Scientists rank thousands of substances according to potential exposure level

"High Throughput Heuristics for Prioritizing Human Exposure to Environmental Chemicals"
Environmental Science & Technology

An overwhelming number of chemicals from household and industrial products are in the environment – and hundreds are in our bodies. But for most of them, scientists have yet to determine whether they cause health problems. Now they’ve taken the first step toward doing that by estimating which substances people are exposed to the most. Their new method is published in the ACS journal Environmental Science & Technology.
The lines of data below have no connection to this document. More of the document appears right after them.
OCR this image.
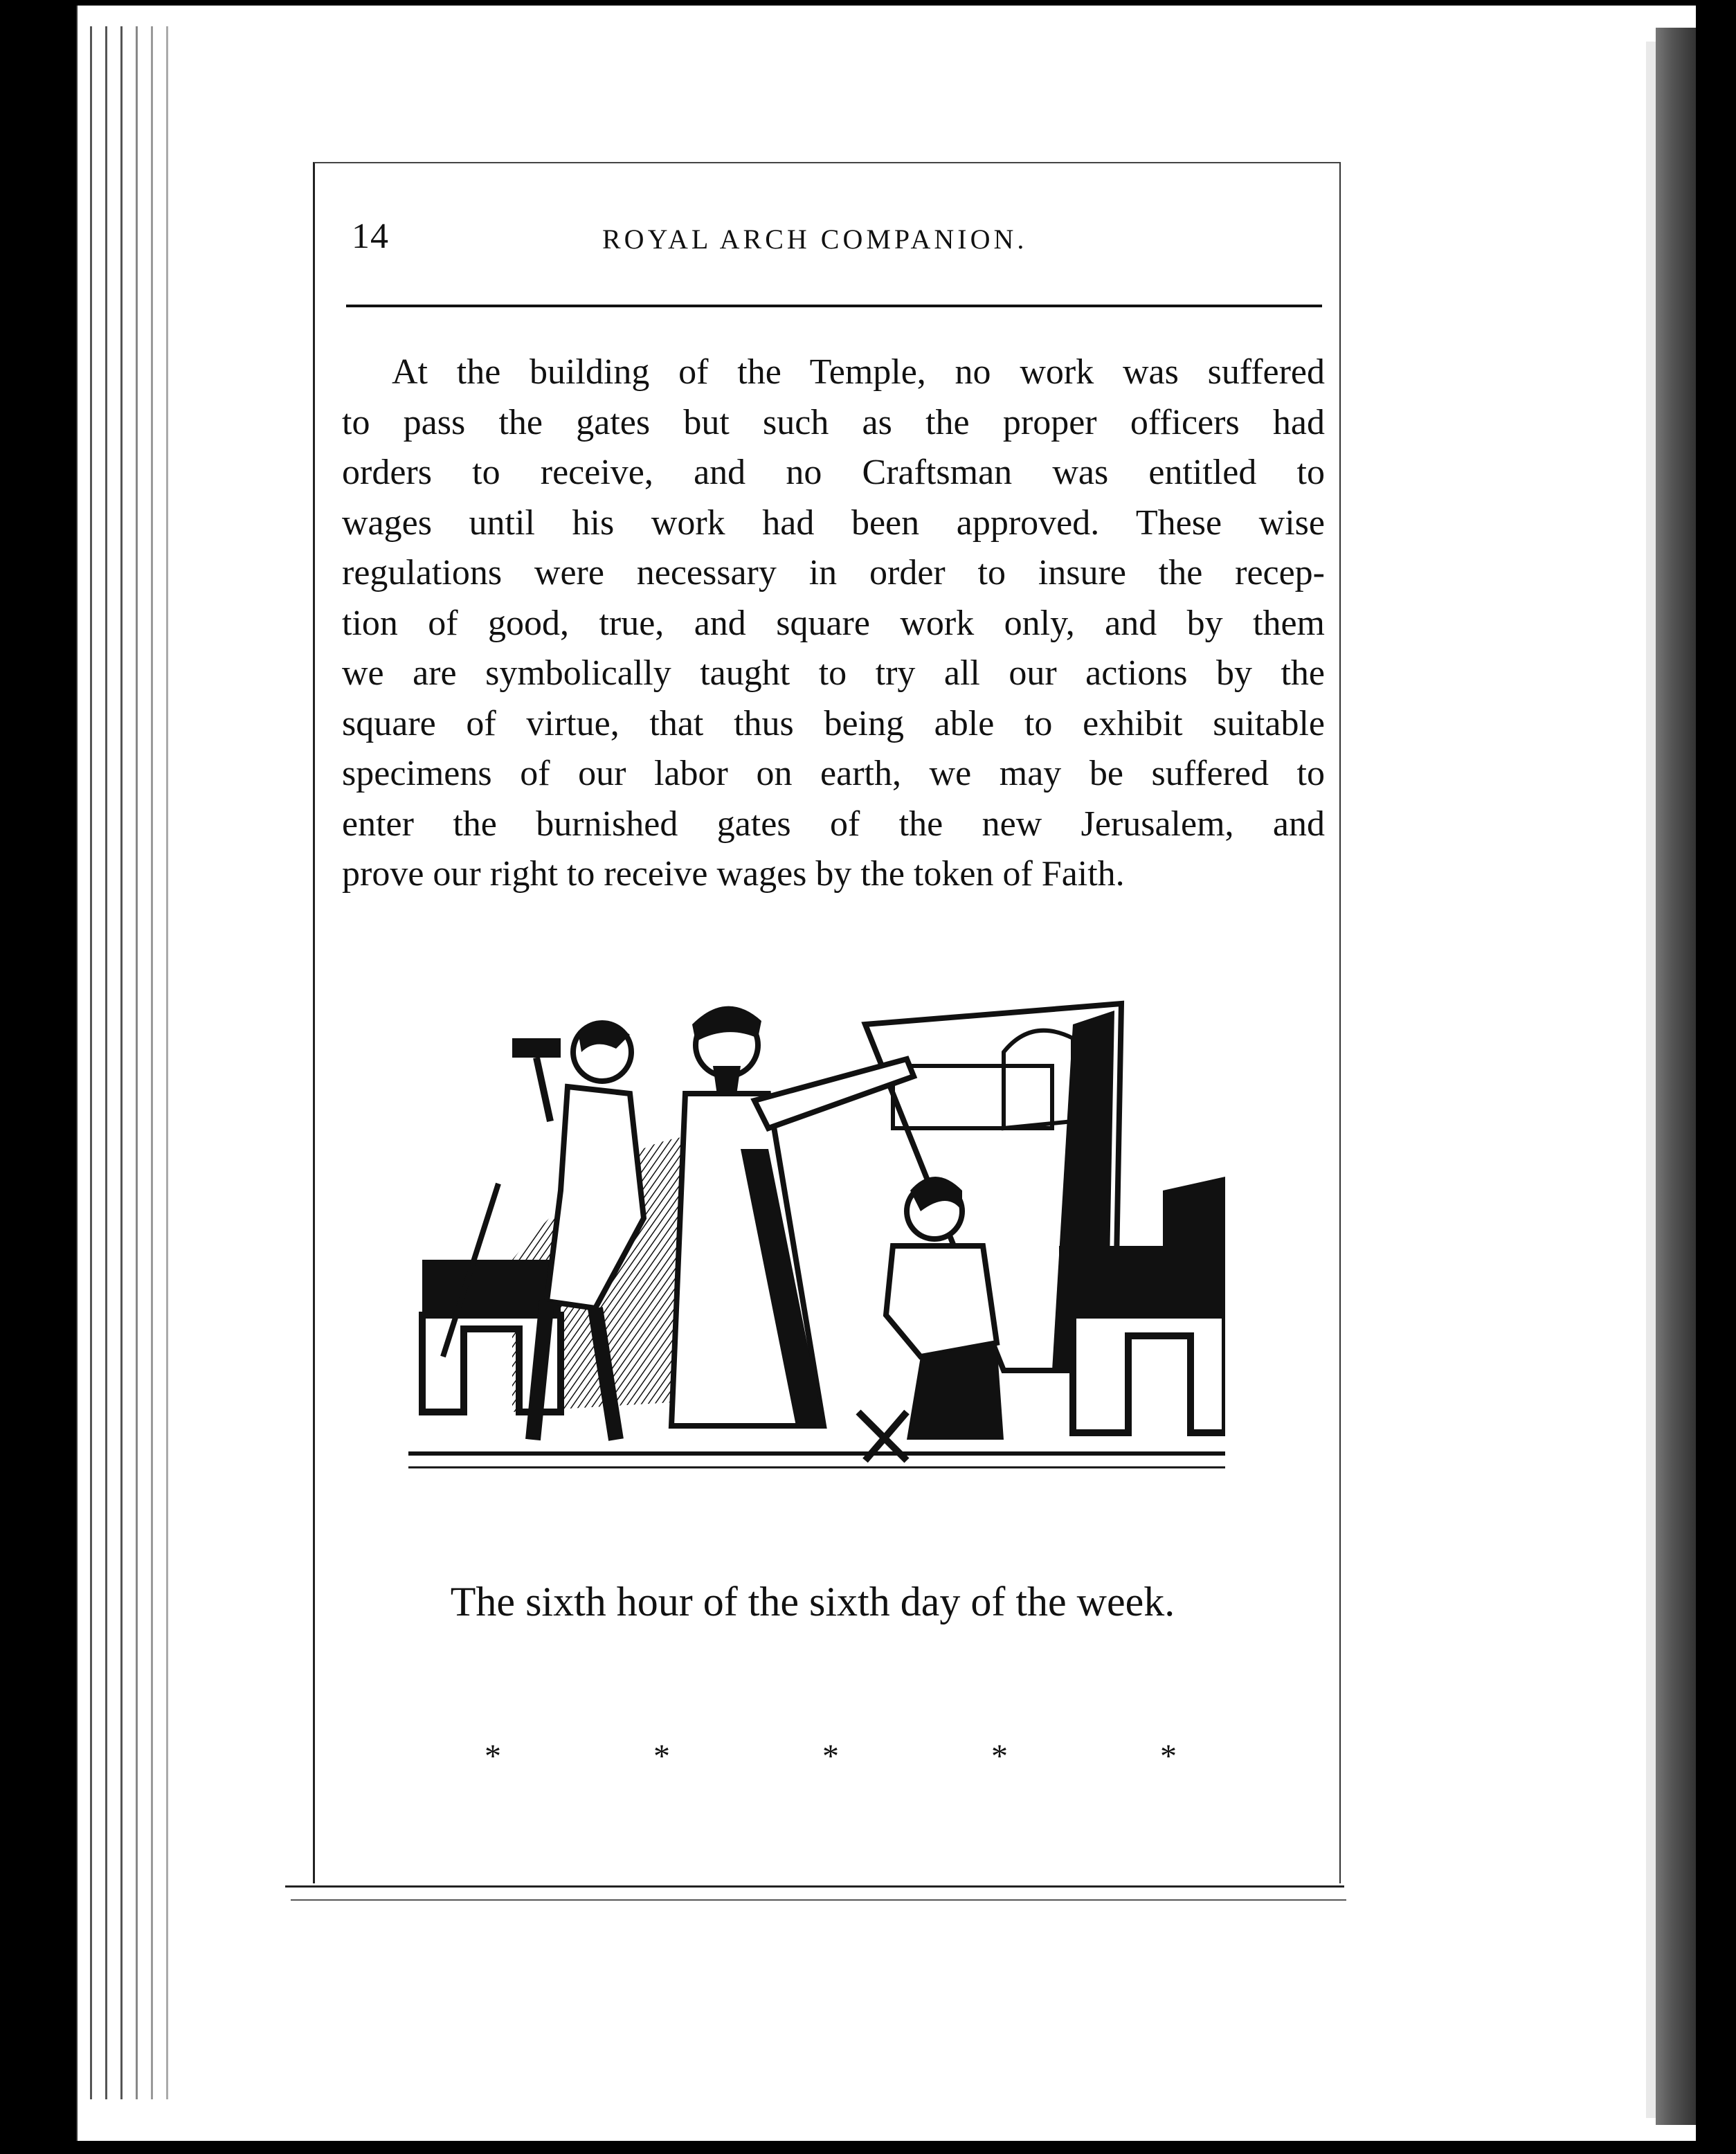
14	ROYAL ARCH COMPANION.
At the building of the Temple, no work was suffered
to pass the gates but such as the proper officers had
orders to receive, and no Craftsman was entitled to
wages until his work had been approved. These wise
regulations were necessary in order to insure the recep-
tion of good, true, and square work only, and by them
we are symbolically taught to try all our actions by the
square of virtue, that thus being able to exhibit suitable
specimens of our labor on earth, we may be suffered to
enter the burnished gates of the new Jerusalem, and
prove our right to receive wages by the token of Faith.
The sixth hour of the sixth day of the week.
*	*	*	*	*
John F. Wambaugh and colleagues note that the risks to human health of any given substance depend primarily on two factors: the potential hazards a chemical presents, and how much of it people are getting exposed to. But public data on these variables are lacking for many substances already in widespread use. About 80,000 chemicals are registered in the U.S. under the Toxic Substances Control Act, and industry adds 700 to 1,000 new chemicals every year. Directly measuring how much of these substances people are getting exposed to would be a Herculean task requiring the time-consuming analysis of thousands of blood or urine samples. Wambaugh’s team sought a more practical approach. 

The researchers developed a mathematical model to predict which household and industrial chemicals people are exposed to the most. They based their method on answering five simple questions about the substances, such as whether they are used in consumer products or whether they are pesticides. They used this approach to rank nearly 8,000 chemicals, from highest potential exposure level to lowest. While a few of the top 10 were familiar compounds such as DEHP, a common phthalate that has been shown to cause reproductive problems in rodents, most were substances that scientists know very little about. The researchers say the ranking could help prioritize future efforts that aim to understand potential health risks of thousands of chemicals.

The authors acknowledge funding from the U.S. Environmental Protection Agency.